32.6.1 Media Access Controller
The Transmit Block of the Media Access Controller (MAC) takes data from FIFO, adds preamble, checks and adds padding and frame check sequence (FCS). Both half duplex and full duplex Ethernet modes of operation are supported.
When operating in half duplex mode, the MAC Transmit Block generates data according to the Carrier Sense Multiple Access with Collision Detect (CSMA/CD) protocol. The start of transmission is deferred if Carrier Sense (CRS) is active. If Collision (COL) is detected during transmission, a jam sequence is asserted and the transmission is retried after a random back off. The CRS and COL signals have no effect in full duplex mode. When operating in gigabit mode half duplex, both carrier extension and frame bursting are performed in accordance with the IEEE 802.3 standard.

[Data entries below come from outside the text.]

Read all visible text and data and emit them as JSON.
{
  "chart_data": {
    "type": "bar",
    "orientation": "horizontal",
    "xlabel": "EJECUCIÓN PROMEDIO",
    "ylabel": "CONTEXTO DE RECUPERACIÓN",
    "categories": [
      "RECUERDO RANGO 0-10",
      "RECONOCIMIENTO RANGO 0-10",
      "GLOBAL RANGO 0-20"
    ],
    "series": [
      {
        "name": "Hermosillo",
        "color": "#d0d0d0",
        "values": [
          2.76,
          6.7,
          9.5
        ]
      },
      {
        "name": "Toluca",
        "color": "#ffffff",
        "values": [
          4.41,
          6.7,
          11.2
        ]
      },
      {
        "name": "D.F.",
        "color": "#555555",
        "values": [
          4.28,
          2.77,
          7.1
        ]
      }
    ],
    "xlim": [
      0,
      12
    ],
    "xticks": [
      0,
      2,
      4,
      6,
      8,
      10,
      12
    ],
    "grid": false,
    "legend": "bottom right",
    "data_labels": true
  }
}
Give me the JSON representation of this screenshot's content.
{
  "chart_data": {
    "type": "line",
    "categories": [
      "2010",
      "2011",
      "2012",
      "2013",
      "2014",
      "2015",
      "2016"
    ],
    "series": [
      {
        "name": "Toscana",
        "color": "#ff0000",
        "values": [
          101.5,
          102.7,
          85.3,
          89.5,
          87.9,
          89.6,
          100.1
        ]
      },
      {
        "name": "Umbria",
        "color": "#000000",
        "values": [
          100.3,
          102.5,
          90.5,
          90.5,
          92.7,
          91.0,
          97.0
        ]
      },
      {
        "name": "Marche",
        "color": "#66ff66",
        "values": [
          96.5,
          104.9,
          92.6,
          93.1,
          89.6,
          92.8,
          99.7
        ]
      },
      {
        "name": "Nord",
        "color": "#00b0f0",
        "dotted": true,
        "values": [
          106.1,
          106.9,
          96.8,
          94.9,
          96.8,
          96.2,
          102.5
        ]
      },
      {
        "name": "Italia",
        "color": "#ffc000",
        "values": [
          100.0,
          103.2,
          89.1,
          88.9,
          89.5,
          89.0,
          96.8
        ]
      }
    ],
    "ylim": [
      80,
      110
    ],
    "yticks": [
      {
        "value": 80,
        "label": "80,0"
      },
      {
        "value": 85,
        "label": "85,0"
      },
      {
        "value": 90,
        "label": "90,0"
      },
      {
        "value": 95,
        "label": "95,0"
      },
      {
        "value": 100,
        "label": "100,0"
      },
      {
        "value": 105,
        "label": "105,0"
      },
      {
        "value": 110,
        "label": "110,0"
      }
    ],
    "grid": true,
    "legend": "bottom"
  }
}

The Receive Block of the MAC checks for valid preamble, FCS, alignment and length, and presents received frames to the MAC address checking block and FIFO. Software can configure the GMAC to receive jumbo frames of up to 10240 Bytes. It can optionally strip CRC (Cyclic Redundancy Check) from the received frame before transferring it to FIFO.
The Address Checker recognizes four specific 48-bit addresses, can recognize four different types of ID values, and contains a 64-bit Hash register for matching multicast and unicast addresses as required. It can recognize the broadcast address all-'1' (0xFFFFFFFFFFFF) and copy all frames. The MAC can also reject all frames that are not VLAN tagged, and can recognize Wake on LAN events.
The MAC Receive Block supports offloading of IP, TCP and UDP checksum calculations (both IPv4 and IPv6 packet types supported), and can automatically discard bad checksum frames.